3. Que es improbable la supervivencia de una sociedad en la que todas las formas de competencia fueran abolidas. Sin ellas faltarían también los estímulos imprescindibles de creatividad y progreso. «Más igualdad» no es un fin en sí mismo, es sólo un medio. En otras palabras: no tiene sentido luchar por una mayor igualdad si el resultado es una nivelación hacia abajo de los privilegiados en vez de una nivelación hacia arriba de los no privilegiados. La igualdad perfecta es un ideal que se aniquila a sí mismo.

El socialista cree:

1. Que las sociedades en donde la búsqueda de la ganancia es el único regulador del sistema productivo, están amenazadas por catástrofes tan o más dolorosas que las sociedades en las que esta búsqueda ha sido completamente eliminada. Hay razones de peso para creer que es bueno limitar la libertad económica en favor de la seguridad y evitar que el dinero produzca, automáticamente, más dinero. Pero esta limitación de libertad es precisamente eso, limitación de la libertad, y no una forma superior de libertad.

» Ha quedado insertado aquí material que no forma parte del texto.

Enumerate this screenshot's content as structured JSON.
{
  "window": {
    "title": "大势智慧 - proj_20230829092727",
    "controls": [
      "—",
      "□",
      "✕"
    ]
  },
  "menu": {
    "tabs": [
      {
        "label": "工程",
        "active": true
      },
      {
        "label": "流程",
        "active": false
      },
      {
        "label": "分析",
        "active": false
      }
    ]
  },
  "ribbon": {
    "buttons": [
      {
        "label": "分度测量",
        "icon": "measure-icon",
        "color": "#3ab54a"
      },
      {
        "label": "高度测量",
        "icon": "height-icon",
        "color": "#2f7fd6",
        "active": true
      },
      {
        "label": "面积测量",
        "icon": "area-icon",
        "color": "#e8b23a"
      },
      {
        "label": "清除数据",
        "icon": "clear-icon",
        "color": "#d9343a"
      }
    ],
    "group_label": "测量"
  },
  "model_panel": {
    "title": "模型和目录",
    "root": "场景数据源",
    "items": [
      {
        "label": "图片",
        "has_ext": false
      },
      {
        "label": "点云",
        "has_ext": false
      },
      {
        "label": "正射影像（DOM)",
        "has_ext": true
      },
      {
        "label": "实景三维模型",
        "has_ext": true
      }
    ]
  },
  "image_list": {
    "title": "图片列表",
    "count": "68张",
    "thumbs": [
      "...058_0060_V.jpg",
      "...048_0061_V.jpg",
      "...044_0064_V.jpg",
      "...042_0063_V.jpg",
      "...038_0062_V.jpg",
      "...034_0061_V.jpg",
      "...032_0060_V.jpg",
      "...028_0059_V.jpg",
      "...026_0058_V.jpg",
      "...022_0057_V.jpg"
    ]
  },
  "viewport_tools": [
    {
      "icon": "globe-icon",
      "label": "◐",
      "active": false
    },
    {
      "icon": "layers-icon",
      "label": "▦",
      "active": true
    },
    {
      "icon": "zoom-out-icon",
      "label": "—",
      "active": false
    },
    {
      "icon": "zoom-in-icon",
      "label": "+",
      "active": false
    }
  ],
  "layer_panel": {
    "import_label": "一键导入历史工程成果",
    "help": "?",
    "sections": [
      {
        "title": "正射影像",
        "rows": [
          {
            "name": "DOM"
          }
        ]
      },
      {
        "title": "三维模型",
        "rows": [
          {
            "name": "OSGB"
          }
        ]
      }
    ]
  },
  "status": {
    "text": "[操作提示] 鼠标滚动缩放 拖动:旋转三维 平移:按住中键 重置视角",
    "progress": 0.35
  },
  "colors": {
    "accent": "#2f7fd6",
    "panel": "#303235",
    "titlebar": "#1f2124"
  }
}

2. Que es hipócrita y absurdo concluir que, dado que una sociedad perfecta y sin conflicto es imposible, es inevitable la desigualdad existente, en todas sus formas, y justificada todo afán de ganancia. Esa forma de pesimismo antropológico conservador que condujo a la sorprendente idea de que el impuesto progresivo sobre la renta era una abominación inhumana, no es menos culpable que el optimismo histórico sobre el que se basó el Archipiélago Gulag.

3. Que aun a costa del crecimiento concomitante de la burocracia, debe favorerse la tendencia a sujetar a la economía a controles sociales; controles que, ciertamente, deben ser ejercidos en un contexto democrático. Y que en consecuencia es preciso planear instituciones adecuadas para contrarrestar la amenaza a la libertad que produce el crecimiento de esos controles.

Yo tengo para mí que estas ideas reguladoras no se contradicen y que, por lo tanto, es posible ser un conservador-liberal-socialista.

Al releerlo pienso que, más que con el texto en sí (los motivos podrían estar mejor delineados, me parece; y la división tripartita puede ser aceptable, mientras no se la crea necesaria; podrían ser dos, o cuatro), coincido con su espíritu. Triste, esa repartija de bienes que hacen los partidos, para tornarlas en banderas absolutas; y el desprecio hacia auténticas necesidades humanas, si estas son patrimonio ideológico del adversario («eso es el típico discurso de la derecha/izquierda… etc»). Como aquella espantosa sentencia que leí una vez en un manual de secundaria, que presentaba al orden como un mal necesario —enfrentado a la libertad, bien a secas.

Recordábamos una vez, a propósito de eso, la enumeración de «necesidades del alma» (mejor que «derechos humanos», sospecho) que hacía Simone Weil. Enumeración menos esquemática-partidista que la de Kolakowski, menos apta para el manifiesto, y, me parece, mucho más profunda y útil (me prometo trascribirla, si no lo encuentro en internet). Igual, me importa más lo que tienen en común. Y que no queda lejos, creo, de lo que decían los antiguos: que las virtudes no pueden cultivarse aisladamente. Incluso cuando (sobre todo cuando) a primera vista algunas parezcan antinómicas, como el ejemplo clásico del par justicia-misericordia.